The products that were targeted include some very widely-used and high-profile software projects and items like the iPhone 11 Pro+iOS 14, the Samsung Galaxy S20, Windows 10 2004, TP-Link and ASUS routers, Chrome, Safari, Firefox, Adobe PDF Reader, CentOS 8, Docker-CE, and VMWare.

That is a very wide scope of targeting against products that are considered mature and secure, so the payouts were equally impressive. The winning team, “Qihoo 360,” has received a total of $744,500 for the hacks they managed to pull out.

Second place paid $258,000 to “AntFinancial Lightyear Security Lab,” the third place had an award of $99,500 (individual researcher), and even the team finishing eighth received a respectable $8,500.

Related: AnyConnect VPN Suffers From Zero-Day Exploit and Cisco Offers Workaround

Notably, the hacking teams only had three rounds of five minutes each to demonstrate the working exploit against the target.

Source: TFC

Because the products are so popular and widely used, Tianfu Cup couldn’t just publicly disclose the vulnerabilities and allow hackers to exploit a huge pool of users. Instead, and per the contest regulations, all of the discovered zero-days were reported to the vendors of the cracked products.

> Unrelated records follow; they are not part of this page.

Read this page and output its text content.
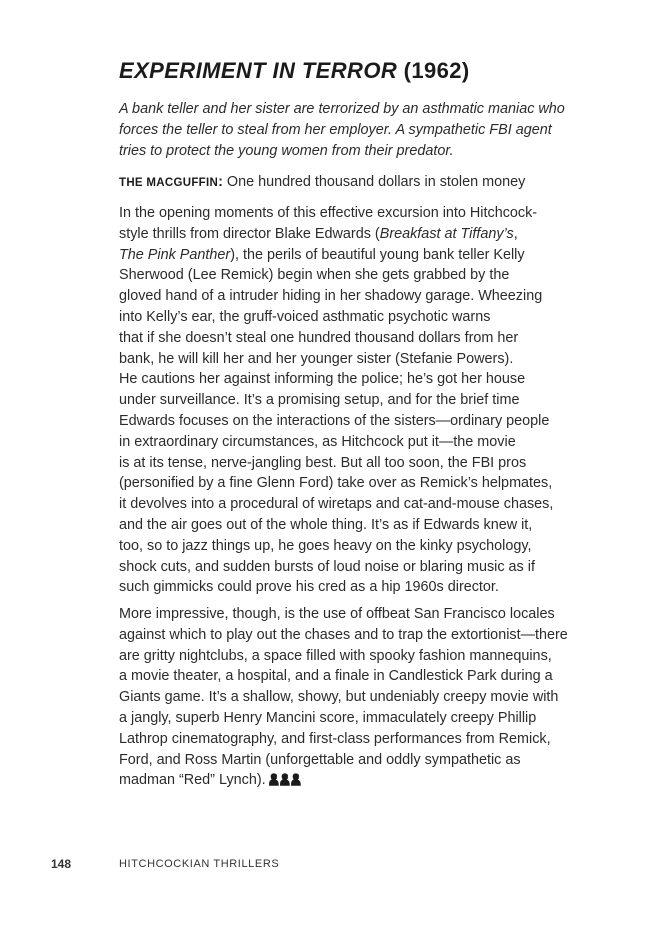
EXPERIMENT IN TERROR (1962)

A bank teller and her sister are terrorized by an asthmatic maniac who
forces the teller to steal from her employer. A sympathetic FBI agent
tries to protect the young women from their predator.

THE MACGUFFIN: One hundred thousand dollars in stolen money

In the opening moments of this effective excursion into Hitchcock-
style thrills from director Blake Edwards (Breakfast at Tiffany’s,
The Pink Panther), the perils of beautiful young bank teller Kelly
Sherwood (Lee Remick) begin when she gets grabbed by the
gloved hand of a intruder hiding in her shadowy garage. Wheezing
into Kelly’s ear, the gruff-voiced asthmatic psychotic warns
that if she doesn’t steal one hundred thousand dollars from her
bank, he will kill her and her younger sister (Stefanie Powers).
He cautions her against informing the police; he’s got her house
under surveillance. It’s a promising setup, and for the brief time
Edwards focuses on the interactions of the sisters—ordinary people
in extraordinary circumstances, as Hitchcock put it—the movie
is at its tense, nerve-jangling best. But all too soon, the FBI pros
(personified by a fine Glenn Ford) take over as Remick’s helpmates,
it devolves into a procedural of wiretaps and cat-and-mouse chases,
and the air goes out of the whole thing. It’s as if Edwards knew it,
too, so to jazz things up, he goes heavy on the kinky psychology,
shock cuts, and sudden bursts of loud noise or blaring music as if
such gimmicks could prove his cred as a hip 1960s director.

More impressive, though, is the use of offbeat San Francisco locales
against which to play out the chases and to trap the extortionist—there
are gritty nightclubs, a space filled with spooky fashion mannequins,
a movie theater, a hospital, and a finale in Candlestick Park during a
Giants game. It’s a shallow, showy, but undeniably creepy movie with
a jangly, superb Henry Mancini score, immaculately creepy Phillip
Lathrop cinematography, and first-class performances from Remick,
Ford, and Ross Martin (unforgettable and oddly sympathetic as
madman “Red” Lynch).

148	HITCHCOCKIAN THRILLERS
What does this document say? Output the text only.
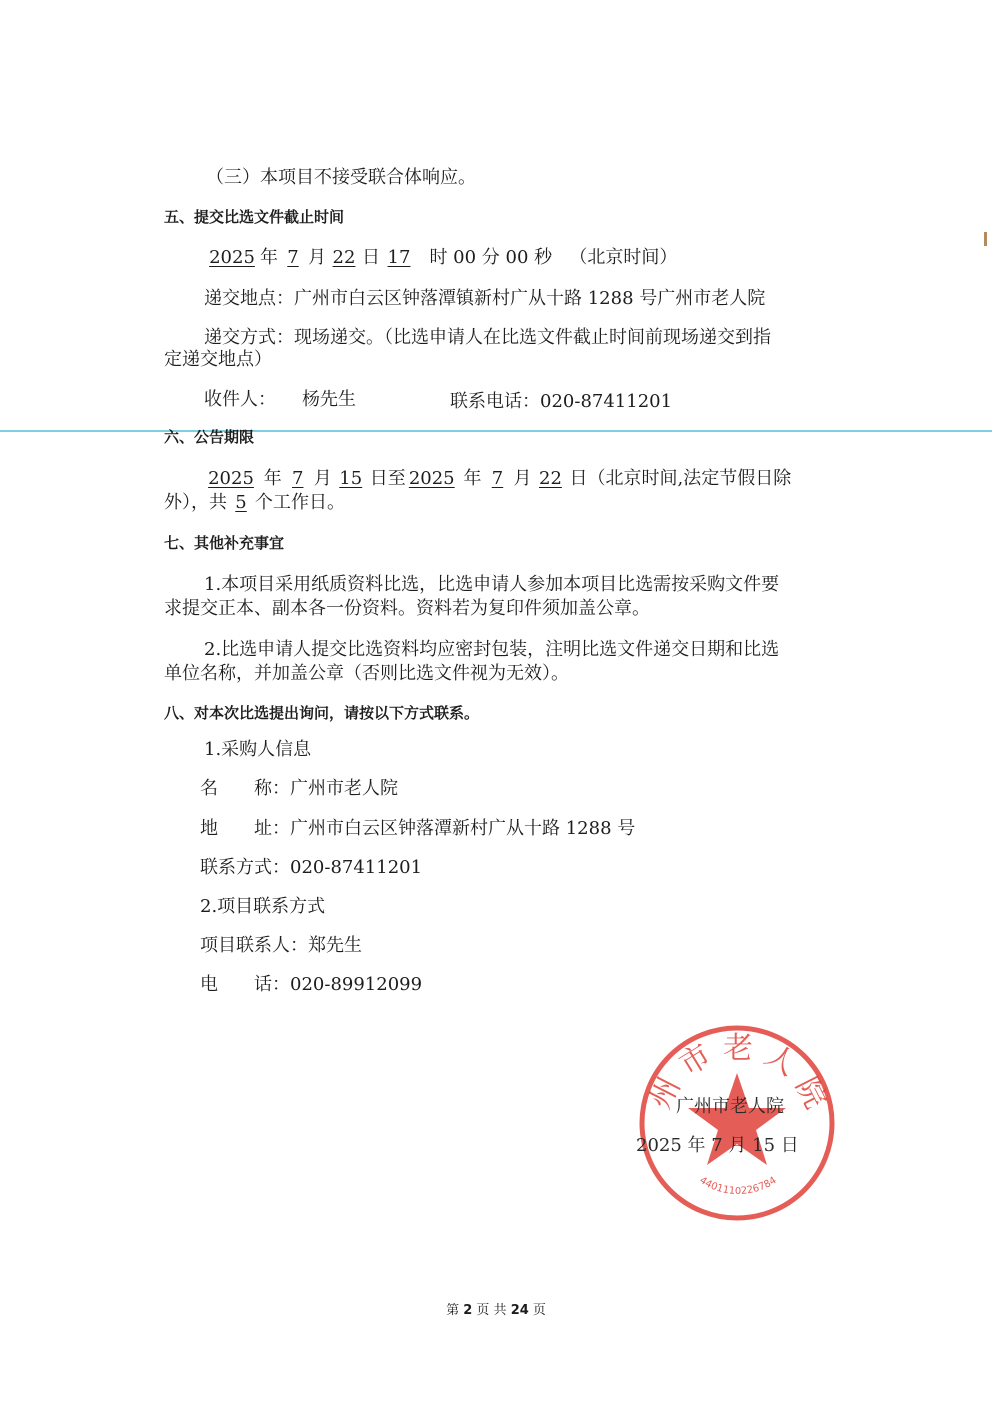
（三）本项目不接受联合体响应。
五、提交比选文件截止时间
2025 年 7 月 22 日 17 时 00 分 00 秒 （北京时间）
递交地点：广州市白云区钟落潭镇新村广从十路 1288 号广州市老人院
递交方式：现场递交。（比选申请人在比选文件截止时间前现场递交到指
定递交地点）
收件人： 杨先生	联系电话：020-87411201
六、公告期限
2025 年 7 月 15 日至 2025 年 7 月 22 日（北京时间,法定节假日除
外），共 5 个工作日。
七、其他补充事宜
1.本项目采用纸质资料比选，比选申请人参加本项目比选需按采购文件要
求提交正本、副本各一份资料。资料若为复印件须加盖公章。
2.比选申请人提交比选资料均应密封包装，注明比选文件递交日期和比选
单位名称，并加盖公章（否则比选文件视为无效）。
八、对本次比选提出询问，请按以下方式联系。
1.采购人信息
名　　称：广州市老人院
地　　址：广州市白云区钟落潭新村广从十路 1288 号
联系方式：020-87411201
2.项目联系方式
项目联系人：郑先生
电　　话：020-89912099
州 市 老 人 院
4401110226784
广州市老人院
2025 年 7 月 15 日
第 2 页 共 24 页
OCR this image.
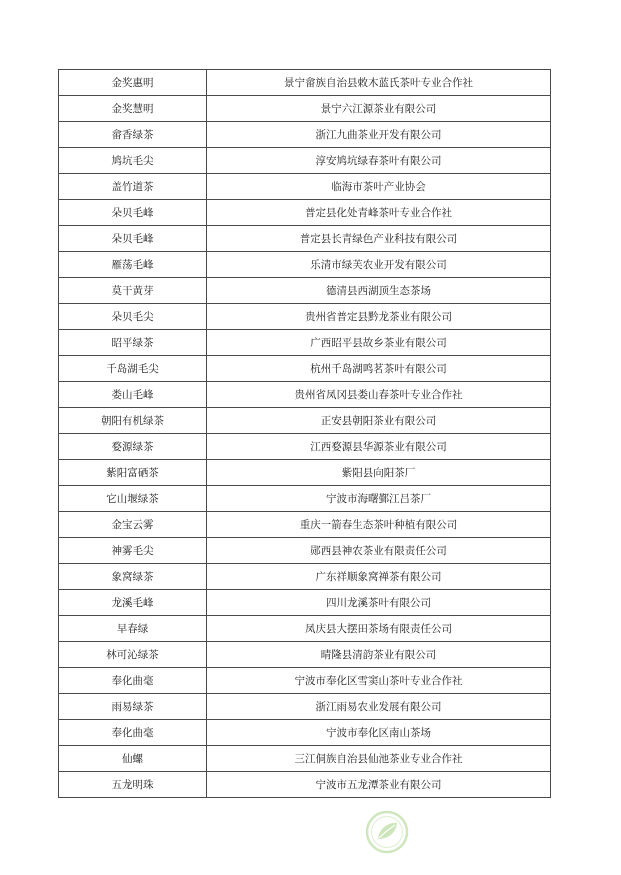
金奖惠明	景宁畲族自治县敕木蓝氏茶叶专业合作社
金奖慧明	景宁六江源茶业有限公司
畲香绿茶	浙江九曲茶业开发有限公司
鸠坑毛尖	淳安鸠坑绿春茶叶有限公司
盖竹道茶	临海市茶叶产业协会
朵贝毛峰	普定县化处青峰茶叶专业合作社
朵贝毛峰	普定县长青绿色产业科技有限公司
雁荡毛峰	乐清市绿芙农业开发有限公司
莫干黄芽	德清县西湖顶生态茶场
朵贝毛尖	贵州省普定县黔龙茶业有限公司
昭平绿茶	广西昭平县故乡茶业有限公司
千岛湖毛尖	杭州千岛湖鸣茗茶叶有限公司
娄山毛峰	贵州省凤冈县娄山春茶叶专业合作社
朝阳有机绿茶	正安县朝阳茶业有限公司
婺源绿茶	江西婺源县华源茶业有限公司
紫阳富硒茶	紫阳县向阳茶厂
它山堰绿茶	宁波市海曙鄞江吕茶厂
金宝云雾	重庆一箭春生态茶叶种植有限公司
神雾毛尖	郧西县神农茶业有限责任公司
象窝绿茶	广东祥顺象窝禅茶有限公司
龙溪毛峰	四川龙溪茶叶有限公司
早春绿	凤庆县大摆田茶场有限责任公司
林可沁绿茶	晴隆县清韵茶业有限公司
奉化曲毫	宁波市奉化区雪窦山茶叶专业合作社
雨易绿茶	浙江雨易农业发展有限公司
奉化曲毫	宁波市奉化区南山茶场
仙螺	三江侗族自治县仙池茶业专业合作社
五龙明珠	宁波市五龙潭茶业有限公司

So, fixing patches are expected to arrive in the next days or even weeks.

Source: TFC

In several cases, different teams followed the same path of exploitation to take over a specific product, so the vulnerability was somewhat obvious. In these cases, the payouts were paid in full to each of the hacking teams, as long as there were up to three max.

Source: TFC

The highest paying fee for any discovery this year was $180,000 for the iPhone 11 Pro running iOS 14, where hackers managed to perform a sandbox escape through an RCE. Two hacking teams managed that, but we can’t tell if their methods were entirely different.

Other notable zero-day bounties include a $100k for a Chrome exploit, $60k for a Safari vulnerability, $50k+$80k for two Samsung Galaxy S20 flaws, $40k for a way into Windows 10, $180k for a VMWare break-in, and $40k+$15k for two Ubuntu bugs. Somehow, the Edge browser was spared from the weekend of massacre, being among the very few targets not to fall.